OpenAI has improved reasoning, accuracy, and long-context handling in GPT-5, but the more important change for SEO is behind the scenes.

The search experience is faster, citations are cleaner, and sources feel more intentionally selected. It is also more agent like - able to follow instructions across multiple steps - but the most impactful change is how it retrieves and ranks results.

How GPT-5 search actually works

If you assume GPT-5 is just passing your query to Google or Bing, things are in reality a bit more complex than that.

    • GPT-5 almost certainly uses a proprietary meta layer rather than raw SERP feeds go get its results.
    • Results seem to sometimes overlap more with Bing results than Google, but whilst also pulling from lots of other sources, re-ranking, changing the order of things etc. So it does not always mirror the search engine results page.
    • It appears not to be able to access live Google search results page, but it does seem to be able to access a Bing SERP if provided an exact URL.

Have a read of this great round up by Josh from Profound for more technical insights.

Why GPT-5 matters for SEO

With GPT-5 it seems more apparent than ever that there is not always a link between ranking highly on Google and being visible in AI results.

Optimisation for SEO/AEO/GEO now means thinking about AI search as a standalone channel – one where:

    • Authority is measured across multiple engines and ecosystems.
    • Content must be easily parsed, summarised, and cited by an LLM.
    • Being present on other trusted domains can matter as much as your own site.
    • Structured, context-rich content outperforms thin keyword-driven pages.

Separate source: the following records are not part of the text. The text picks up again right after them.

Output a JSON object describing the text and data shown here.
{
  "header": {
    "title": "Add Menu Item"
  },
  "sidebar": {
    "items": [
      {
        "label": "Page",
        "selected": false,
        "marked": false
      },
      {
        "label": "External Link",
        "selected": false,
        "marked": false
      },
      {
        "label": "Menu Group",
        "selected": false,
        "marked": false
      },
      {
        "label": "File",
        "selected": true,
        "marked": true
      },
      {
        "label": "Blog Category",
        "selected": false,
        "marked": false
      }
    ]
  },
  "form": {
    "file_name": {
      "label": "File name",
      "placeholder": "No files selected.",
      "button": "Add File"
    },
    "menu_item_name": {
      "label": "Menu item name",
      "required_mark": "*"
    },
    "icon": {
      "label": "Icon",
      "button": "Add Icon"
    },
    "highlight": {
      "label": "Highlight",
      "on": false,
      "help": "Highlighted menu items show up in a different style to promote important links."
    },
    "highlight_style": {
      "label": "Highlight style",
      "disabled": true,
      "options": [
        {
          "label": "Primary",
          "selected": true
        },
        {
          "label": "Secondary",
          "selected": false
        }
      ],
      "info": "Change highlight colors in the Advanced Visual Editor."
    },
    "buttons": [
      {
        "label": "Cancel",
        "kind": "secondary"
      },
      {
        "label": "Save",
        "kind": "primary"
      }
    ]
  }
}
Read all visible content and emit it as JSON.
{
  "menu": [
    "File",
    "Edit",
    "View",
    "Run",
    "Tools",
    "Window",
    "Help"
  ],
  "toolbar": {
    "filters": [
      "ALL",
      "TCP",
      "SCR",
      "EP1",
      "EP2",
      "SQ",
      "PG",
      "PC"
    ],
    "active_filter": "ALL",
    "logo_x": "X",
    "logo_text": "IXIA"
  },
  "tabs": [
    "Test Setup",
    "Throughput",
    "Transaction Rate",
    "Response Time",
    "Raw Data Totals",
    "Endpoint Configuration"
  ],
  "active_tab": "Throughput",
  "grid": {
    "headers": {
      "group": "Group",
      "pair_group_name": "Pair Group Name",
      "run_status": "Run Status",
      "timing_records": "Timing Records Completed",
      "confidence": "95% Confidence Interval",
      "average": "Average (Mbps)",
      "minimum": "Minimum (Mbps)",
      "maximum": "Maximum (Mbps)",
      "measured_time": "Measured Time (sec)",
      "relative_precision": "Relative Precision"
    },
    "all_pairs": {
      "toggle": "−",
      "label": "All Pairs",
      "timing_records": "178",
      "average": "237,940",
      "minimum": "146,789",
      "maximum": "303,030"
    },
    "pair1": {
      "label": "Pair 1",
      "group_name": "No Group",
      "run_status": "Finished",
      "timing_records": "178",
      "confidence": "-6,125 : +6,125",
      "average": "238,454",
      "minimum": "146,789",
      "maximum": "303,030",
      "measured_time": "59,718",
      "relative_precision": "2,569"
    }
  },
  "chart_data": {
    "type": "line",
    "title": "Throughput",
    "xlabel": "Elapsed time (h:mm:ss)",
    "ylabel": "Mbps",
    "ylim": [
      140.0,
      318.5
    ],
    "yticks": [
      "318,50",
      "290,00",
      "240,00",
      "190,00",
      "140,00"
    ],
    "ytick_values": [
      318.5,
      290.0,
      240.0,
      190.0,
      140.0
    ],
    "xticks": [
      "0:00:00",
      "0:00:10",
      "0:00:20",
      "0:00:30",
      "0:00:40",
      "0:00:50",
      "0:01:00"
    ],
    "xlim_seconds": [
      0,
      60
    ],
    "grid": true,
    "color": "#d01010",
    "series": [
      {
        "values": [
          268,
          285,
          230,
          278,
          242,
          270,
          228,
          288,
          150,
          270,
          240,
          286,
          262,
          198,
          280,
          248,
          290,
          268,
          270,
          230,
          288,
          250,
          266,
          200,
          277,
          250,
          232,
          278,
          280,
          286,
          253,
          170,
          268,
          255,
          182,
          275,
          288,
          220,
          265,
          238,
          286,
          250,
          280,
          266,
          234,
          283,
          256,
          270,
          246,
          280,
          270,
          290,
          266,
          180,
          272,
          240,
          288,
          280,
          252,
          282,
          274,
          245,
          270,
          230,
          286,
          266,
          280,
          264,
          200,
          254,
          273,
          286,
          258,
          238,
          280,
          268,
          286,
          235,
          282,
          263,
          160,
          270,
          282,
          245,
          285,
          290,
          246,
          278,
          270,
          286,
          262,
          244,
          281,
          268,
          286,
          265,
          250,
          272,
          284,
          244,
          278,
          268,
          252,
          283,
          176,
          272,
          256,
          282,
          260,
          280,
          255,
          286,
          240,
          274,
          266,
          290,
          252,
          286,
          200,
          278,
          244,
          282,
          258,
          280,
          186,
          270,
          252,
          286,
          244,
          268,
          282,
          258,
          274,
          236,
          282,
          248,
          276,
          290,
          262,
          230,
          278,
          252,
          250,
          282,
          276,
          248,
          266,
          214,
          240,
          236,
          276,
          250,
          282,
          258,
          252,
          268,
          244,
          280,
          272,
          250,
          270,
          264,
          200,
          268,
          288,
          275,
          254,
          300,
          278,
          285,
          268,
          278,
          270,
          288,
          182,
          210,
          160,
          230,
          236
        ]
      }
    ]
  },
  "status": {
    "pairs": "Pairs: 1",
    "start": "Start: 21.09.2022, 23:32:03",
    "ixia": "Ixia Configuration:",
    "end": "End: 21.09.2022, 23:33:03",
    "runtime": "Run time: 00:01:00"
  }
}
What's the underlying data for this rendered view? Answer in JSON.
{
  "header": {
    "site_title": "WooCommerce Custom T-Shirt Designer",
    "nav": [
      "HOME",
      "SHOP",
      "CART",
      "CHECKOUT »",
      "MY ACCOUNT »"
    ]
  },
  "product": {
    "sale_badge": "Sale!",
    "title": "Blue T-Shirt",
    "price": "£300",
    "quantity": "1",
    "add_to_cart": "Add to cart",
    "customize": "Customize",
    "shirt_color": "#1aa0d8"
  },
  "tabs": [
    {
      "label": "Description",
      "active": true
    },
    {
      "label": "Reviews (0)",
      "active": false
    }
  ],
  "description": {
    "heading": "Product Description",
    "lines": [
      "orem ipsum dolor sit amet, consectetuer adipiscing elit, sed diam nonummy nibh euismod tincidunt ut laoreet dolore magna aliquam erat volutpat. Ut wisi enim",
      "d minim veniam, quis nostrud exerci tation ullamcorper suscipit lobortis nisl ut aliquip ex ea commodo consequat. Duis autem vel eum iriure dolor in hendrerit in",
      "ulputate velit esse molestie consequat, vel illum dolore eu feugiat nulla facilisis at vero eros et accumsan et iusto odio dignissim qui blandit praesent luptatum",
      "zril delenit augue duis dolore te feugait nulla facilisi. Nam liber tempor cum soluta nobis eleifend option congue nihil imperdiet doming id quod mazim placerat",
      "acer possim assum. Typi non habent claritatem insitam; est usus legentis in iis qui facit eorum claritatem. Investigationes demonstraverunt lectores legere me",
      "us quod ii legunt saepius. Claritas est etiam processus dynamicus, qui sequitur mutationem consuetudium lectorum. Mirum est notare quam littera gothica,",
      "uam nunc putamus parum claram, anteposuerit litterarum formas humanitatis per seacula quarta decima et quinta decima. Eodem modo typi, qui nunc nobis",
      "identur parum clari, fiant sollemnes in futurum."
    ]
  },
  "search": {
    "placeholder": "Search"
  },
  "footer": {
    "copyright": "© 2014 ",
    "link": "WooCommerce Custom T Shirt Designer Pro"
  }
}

The risk of AI search for marketers

Zero click behaviour is likely to intensify. GPT-5’s improved answers mean users may never need to visit the source. That puts more pressure on measuring exposure in generative answers, not just traffic/clicks.

It also means you cannot assume that you will be highly visible in AI tools like ChatGPT even if your traditional SEO rankings stay strong – because the ranking logic is not exactly the same.

GPT-5 is not simply a better ChatGPT - it is a more sophisticated search engine in its own right, with a proprietary retrieval and ranking layer. Whilst it's still important to focus on SEO, the mindset shift, approach to measurement and more granular Answer Engine Optimisation/Generative Engine Optimisation approaches are key.